In this lesson, the children will observe different HEXBUGS to predict how they might move through a block maze.
This lesson will help toddlers and preschoolers meet the following educational standards:
- Develop beginning skills in the use of science and engineering practices such as observing, asking questions, solving problems and drawing conclusions
- Explore the physical properties of objects
- Explore the concepts of force and motion
After this lesson, toddlers and preschoolers should be more proficient at:
- Developing and using models to represent their ideas, observations and explanations through approaches such as drawing and building
- Drawing meaning from experience and information by describing, talking and thinking about what happened during an investigation
- Identifying, describing and comparing the physical properties of objects
- Exploring the effect of force on objects in and outside of the early childhood environment
Lesson plan for toddlers/preschoolers
Step 1: Gather materials.
- HEXBUGS (or similar simple battery-powered machines that move)
- Unit Blocks
- Chart Paper or Whiteboard
Note: Small parts pose a choking hazard and are not appropriate for children age five or under. Be sure to choose lesson materials that meet safety requirements.
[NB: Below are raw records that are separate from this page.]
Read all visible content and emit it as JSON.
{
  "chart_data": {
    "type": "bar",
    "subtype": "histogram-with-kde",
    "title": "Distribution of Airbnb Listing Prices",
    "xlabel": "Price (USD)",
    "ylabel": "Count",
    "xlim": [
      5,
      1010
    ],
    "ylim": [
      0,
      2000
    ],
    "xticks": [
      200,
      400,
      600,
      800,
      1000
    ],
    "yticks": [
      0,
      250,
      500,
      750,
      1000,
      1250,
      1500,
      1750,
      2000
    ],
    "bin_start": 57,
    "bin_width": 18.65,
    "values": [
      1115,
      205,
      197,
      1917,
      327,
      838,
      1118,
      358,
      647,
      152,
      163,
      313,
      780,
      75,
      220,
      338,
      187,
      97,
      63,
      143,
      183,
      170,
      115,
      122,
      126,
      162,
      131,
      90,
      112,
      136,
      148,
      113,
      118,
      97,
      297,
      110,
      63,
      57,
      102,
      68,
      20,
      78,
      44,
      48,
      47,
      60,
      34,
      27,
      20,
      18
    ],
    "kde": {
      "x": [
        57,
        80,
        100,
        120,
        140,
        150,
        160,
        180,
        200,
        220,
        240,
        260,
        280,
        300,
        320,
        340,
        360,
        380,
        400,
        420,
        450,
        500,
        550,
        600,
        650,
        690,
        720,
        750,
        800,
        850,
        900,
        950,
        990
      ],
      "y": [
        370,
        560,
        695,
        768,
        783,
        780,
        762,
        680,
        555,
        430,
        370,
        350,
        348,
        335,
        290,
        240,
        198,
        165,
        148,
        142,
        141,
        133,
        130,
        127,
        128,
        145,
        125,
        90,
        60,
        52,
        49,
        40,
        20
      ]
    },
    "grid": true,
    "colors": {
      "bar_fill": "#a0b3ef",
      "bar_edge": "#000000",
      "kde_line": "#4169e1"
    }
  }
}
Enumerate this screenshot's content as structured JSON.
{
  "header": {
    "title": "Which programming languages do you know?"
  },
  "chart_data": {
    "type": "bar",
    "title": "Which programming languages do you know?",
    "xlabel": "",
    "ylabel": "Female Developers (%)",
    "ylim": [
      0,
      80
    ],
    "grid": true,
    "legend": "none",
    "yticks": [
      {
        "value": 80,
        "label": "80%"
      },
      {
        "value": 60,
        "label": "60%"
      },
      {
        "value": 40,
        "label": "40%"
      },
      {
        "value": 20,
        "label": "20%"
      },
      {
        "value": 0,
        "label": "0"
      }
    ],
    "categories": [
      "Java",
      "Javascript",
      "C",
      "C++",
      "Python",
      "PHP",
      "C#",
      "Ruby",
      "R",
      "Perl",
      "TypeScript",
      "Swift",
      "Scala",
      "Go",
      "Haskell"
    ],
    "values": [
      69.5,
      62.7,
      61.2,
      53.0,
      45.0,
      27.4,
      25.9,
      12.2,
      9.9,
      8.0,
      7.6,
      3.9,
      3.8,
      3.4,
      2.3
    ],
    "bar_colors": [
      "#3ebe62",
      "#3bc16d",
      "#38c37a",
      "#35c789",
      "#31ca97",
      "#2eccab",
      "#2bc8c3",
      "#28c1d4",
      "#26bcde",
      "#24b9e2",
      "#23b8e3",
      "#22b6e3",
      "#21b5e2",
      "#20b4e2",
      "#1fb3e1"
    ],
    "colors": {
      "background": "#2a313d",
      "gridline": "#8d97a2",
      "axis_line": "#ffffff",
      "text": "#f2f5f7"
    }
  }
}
Step 2: Introduce activity.
- During a large-group time, introduce the HEXBUGS
- Ask the children what they know about HEXBUGS and what they might do.
- Write down the children’s ideas on chart paper or a whiteboard.
- Demonstrate how to turn the HEXBUGS on.
- Invite the children to make predictions about how different HEXBUGS might move as they travel on the floor.
- Discuss how we can use unit blocks to make mazes for the HEXBUGS to travel through and how we can draw a plan for what the maze might look like.
Step 3: Engage children in lesson activities.
- In small groups, review what the children recall from the large-group time about how the HEXBUGS move.
- Invite the children to test and observe the movements of two HEXBUGS.
- Discuss how the movements of the HEXBUGS might be related to the characteristics of the different HEXBUGS (such as HEXBUGS with round wheels or feet versus straight legs)
- Invite the children to draw ideas for a maze that the HEXBUGS can travel through. You may want to model this process if the children are unfamiliar with drawing up plans.
- Based on the children’s plans, invite them to construct one maze using unit blocks on a table.
- After they have constructed a maze, ask them to predict how each HEXBUG might get through the maze.
- Invite the children to test out their predictions by releasing the HEXBUGS into the maze to find out what will happen.
- After testing, invite the children to share their ideas about what occurred and to draw conclusions about how different HEXBUGS move through the maze.
Step 4: Vocabulary.
- Characteristic: A feature or attribute of an object
- Predict: To guess what might happen next
- Conclude: To make statements about what was learned after an observation or an experiment
Step 5: Adapt lesson for toddlers or preschoolers.
Adapt Lesson for Toddlers
- Not yet have the fine-motor control to make maze plans
- Be interested in how the HEXBUG moves on the floor
Child care providers may:
- Create simple mazes with the children in the moment instead of using drawn-up plans
- Invite the children to explore the HEXBUG movements in a more open-ended observation on the floor or a carpet
Adapt Lesson for Preschoolers
- Want to test out different maze designs
- Extend this activity to involve HEXBUGS using different materials
Child care providers may:
- Save different maze drawings and make conclusions about different mazes in addition to conclusions about different HEXBUG movements
- Ask the children to brainstorm different ways that they can explore HEXBUGS in the classroom
- When I Build with Blocks by Niki Ailing
- Rosie Revere, Engineer by Andrea Beaty
- Roberto, the Insect Architect by Nina Laden
Music and Movement
- Observe real bugs outside and make comparisons to the HEXBUGS
- Take the HEXBUGS outside to test their movements on different outdoor surfaces such as dirt, sand and concrete.